Santo già

Qualche volta il contagio è qualcosa di meraviglioso. Un sorriso al posto del virus, una canzone per far cambiare subito umore, per una dose di felicità effimera, ma istantanea. Qualche volta le persone anziane sono malinconiche. Guardano l’orizzonte, pensieri imperscrutabili su traguardi tristi e immaginabili. Ma qualche volta, no, sono loro a sollevare il morale dei giovani, disperati perché la ragazza, perché il concorso, perché l’università non dà sbocchi, perché non si sa proprio che fare in questo mondo confuso.

Antonio Morese esercitava questa magia e ora che se n’è andato non vale nemmeno il santo subito: lui lo era anche prima. Il suo nome d’arte era la sua città, Sant’Agata di Puglia. E al quasi concittadino Padre Pio aveva dedicato un’opera. Ma Toni non era un santo noioso, di quelli raffigurati con lo sguardo rapito verso non si sa dove: lui coloriva con arte semplice e limpida le marachelle della brava gente, della sua gente, cioè di tutto il mondo. I tradimenti con il pensiero, i desideri birichini che aiutano a vivere, i battibecchi e la vita di ogni giorno, che lui dipingeva con voce irresistibilmente buffa.

Ha accompagnato molte generazioni, in tutto il mondo e, al suo ingresso, si fermavano rock, techno, rap per scoprire come è bello lu primm’ammore, e poi esagerare, perché lu secondo è cchiù bbello ancora. Per Rai Internazionale aveva scritto e interpretato la sigla della Giostra dei gol, programma di punta. Una canzone bella e trascinante, come sempre: squadra grande, squadra mia, la domenica mi tieni compagnia. Ed era più amato del bomber di punta del momento. Toni una squadra del cuore ce l’aveva, ma quando qualcuno gli rivelava la sua passione per il Milan o il Sassuolo lui gli dimostrava di essere, in uno strano modo-modo, ma fortissimamente sassolese-sassolista, milanese-milanista. Ed era l’unico caso al mondo di camaleonte onesto, non l’ha mai fatto per adulare nessuno: si trasformava per un attimo e gli piaceva condividere le passioni altrui, facendole autenticamente sue.

Snobbava i grandi, ma non l’ha mai fatto per superbia, semplicemente, si divertiva. Come quando, da una finestra di casa sua, indicava agli ospiti che, nel palazzo di fronte, due piani più giù, aveva avuto lo studio quel cantante, quello delle trecce, come si chiama. Ma ora che l’ha raggiunto in cielo, Toni e quello delle trecce staranno ridendo a crepapelle di questo scherzo, con Lucio che gli chiederà se provava a snobbarlo e lui che intonerà dieci ragazze, intrecciandola con Lu maritiello.

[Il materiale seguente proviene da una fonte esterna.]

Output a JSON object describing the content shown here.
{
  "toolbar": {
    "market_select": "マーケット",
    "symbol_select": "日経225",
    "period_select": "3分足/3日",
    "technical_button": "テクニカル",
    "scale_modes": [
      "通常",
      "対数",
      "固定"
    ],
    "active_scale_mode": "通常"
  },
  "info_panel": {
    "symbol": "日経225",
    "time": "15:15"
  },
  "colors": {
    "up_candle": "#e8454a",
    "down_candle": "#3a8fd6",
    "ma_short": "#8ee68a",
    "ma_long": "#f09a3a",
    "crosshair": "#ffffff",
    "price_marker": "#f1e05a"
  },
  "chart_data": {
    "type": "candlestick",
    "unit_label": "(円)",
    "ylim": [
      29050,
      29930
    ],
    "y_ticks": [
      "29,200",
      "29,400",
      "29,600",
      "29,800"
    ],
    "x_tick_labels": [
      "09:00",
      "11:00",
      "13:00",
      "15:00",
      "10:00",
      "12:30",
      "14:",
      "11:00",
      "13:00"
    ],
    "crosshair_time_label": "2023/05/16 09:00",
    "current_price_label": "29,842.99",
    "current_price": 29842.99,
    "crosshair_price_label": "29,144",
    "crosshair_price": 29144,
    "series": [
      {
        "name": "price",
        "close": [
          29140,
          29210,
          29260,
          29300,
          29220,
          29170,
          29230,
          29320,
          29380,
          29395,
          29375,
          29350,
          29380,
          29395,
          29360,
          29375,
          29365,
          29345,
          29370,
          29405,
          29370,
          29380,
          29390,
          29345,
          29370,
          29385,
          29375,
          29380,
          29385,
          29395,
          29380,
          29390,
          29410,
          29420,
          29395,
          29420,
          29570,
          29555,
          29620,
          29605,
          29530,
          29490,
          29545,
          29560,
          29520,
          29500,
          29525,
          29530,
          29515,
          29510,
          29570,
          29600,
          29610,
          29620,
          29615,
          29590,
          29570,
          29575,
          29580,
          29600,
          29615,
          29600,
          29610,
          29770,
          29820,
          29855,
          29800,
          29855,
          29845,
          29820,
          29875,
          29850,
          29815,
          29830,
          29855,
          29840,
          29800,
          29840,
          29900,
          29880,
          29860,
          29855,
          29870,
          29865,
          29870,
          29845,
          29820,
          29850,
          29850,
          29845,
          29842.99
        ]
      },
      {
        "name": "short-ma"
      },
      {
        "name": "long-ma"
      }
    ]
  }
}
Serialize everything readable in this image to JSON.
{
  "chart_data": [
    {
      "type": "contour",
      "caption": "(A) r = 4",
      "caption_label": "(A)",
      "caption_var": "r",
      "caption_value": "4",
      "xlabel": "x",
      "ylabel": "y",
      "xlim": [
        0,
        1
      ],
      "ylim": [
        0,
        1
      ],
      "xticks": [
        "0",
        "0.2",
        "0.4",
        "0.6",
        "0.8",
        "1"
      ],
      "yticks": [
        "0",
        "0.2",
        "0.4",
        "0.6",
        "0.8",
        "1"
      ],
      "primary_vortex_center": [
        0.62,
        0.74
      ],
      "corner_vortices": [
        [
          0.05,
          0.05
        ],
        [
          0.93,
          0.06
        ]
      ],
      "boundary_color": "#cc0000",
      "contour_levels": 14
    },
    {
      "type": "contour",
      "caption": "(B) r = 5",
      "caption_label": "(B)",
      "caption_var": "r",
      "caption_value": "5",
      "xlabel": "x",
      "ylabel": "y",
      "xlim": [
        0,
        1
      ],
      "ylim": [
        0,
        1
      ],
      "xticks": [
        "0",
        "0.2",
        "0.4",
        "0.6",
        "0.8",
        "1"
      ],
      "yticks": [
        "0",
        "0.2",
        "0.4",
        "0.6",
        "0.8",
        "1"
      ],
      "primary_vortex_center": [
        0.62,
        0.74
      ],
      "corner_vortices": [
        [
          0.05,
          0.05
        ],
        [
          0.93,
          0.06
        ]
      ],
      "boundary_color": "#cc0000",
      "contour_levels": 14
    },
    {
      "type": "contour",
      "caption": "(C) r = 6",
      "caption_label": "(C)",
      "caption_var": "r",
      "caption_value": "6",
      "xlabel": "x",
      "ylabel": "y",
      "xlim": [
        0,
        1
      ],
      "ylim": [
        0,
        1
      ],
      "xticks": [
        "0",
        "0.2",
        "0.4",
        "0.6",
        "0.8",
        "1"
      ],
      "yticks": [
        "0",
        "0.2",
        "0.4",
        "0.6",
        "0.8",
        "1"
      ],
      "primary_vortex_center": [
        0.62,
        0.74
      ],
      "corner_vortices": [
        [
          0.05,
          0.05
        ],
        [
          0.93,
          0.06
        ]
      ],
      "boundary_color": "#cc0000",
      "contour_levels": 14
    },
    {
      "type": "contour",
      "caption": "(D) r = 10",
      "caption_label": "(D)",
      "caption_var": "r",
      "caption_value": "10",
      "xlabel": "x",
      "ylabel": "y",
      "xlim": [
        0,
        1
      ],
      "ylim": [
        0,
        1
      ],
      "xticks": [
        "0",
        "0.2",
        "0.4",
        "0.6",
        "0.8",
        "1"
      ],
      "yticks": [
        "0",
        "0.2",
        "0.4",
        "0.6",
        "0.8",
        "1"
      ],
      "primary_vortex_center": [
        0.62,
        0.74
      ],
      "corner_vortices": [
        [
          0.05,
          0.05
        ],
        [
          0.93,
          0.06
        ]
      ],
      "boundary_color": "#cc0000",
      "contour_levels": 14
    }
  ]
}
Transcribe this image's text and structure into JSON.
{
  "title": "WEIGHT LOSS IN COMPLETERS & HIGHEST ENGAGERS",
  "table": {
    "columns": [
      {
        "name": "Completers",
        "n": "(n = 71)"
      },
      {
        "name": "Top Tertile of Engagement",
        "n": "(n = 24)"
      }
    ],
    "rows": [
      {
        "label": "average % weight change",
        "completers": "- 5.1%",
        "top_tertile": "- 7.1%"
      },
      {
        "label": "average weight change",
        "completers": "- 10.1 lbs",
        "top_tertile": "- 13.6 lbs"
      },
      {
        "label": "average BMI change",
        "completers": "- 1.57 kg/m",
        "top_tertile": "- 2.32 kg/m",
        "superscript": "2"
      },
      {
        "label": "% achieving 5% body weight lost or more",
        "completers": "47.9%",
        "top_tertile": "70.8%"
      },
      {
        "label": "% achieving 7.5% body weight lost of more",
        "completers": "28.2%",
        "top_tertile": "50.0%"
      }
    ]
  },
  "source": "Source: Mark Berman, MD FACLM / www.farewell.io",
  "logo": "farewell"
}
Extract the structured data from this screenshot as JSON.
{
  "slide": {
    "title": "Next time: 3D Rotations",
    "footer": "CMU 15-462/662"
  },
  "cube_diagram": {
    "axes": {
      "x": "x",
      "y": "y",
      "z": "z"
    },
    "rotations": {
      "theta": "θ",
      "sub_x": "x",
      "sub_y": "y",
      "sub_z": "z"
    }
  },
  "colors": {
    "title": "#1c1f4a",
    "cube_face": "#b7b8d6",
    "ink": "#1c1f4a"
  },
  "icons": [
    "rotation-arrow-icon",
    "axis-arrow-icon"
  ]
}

Credeva nelle sue canzoni al punto di non trattenere il volto scuro se qualcuno esprimeva perplessità nei confronti di una di queste. E se lo ricordava. E la volta dopo attaccava con quella, proprio con quella. Poi fingeva di essersene accorto tardi “ah, scusa, è quella che non ti piace… ma poi, perché non ti piace? Comunque, i gusti… però, peccato!”. E ripiegava sui suoi evergreen. Toni Santagata è sopravvissuto un anno e mezzo alla morte del figlio Francesco Saverio, ucciso nell’agosto 2020 da una malattia fulminea. Dopo di allora la sua stessa fisionomia è cambiata: capelli bianchi, volto da cui traspariva il senso di colpa assurdo, ma umanissimo di un padre che vive come un’ingiustizia la scomparsa di un figlio di cinquant’anni, e pensa che sarebbe toccato a lui, guardando sgomento la moglie Vanna che non è mai riuscita a farsene una ragione.

Nessuno erigerà mai un monumento a questo eroe dell’umana leggerezza. Ma se Sant’Agata, se ogni Comune pugliese, italiano, planetario, gli intitolasse una strada, come per magia, i passanti sorriderebbero. E nelle orecchie sentirebbero la Zita, in tutte le lingue del mondo.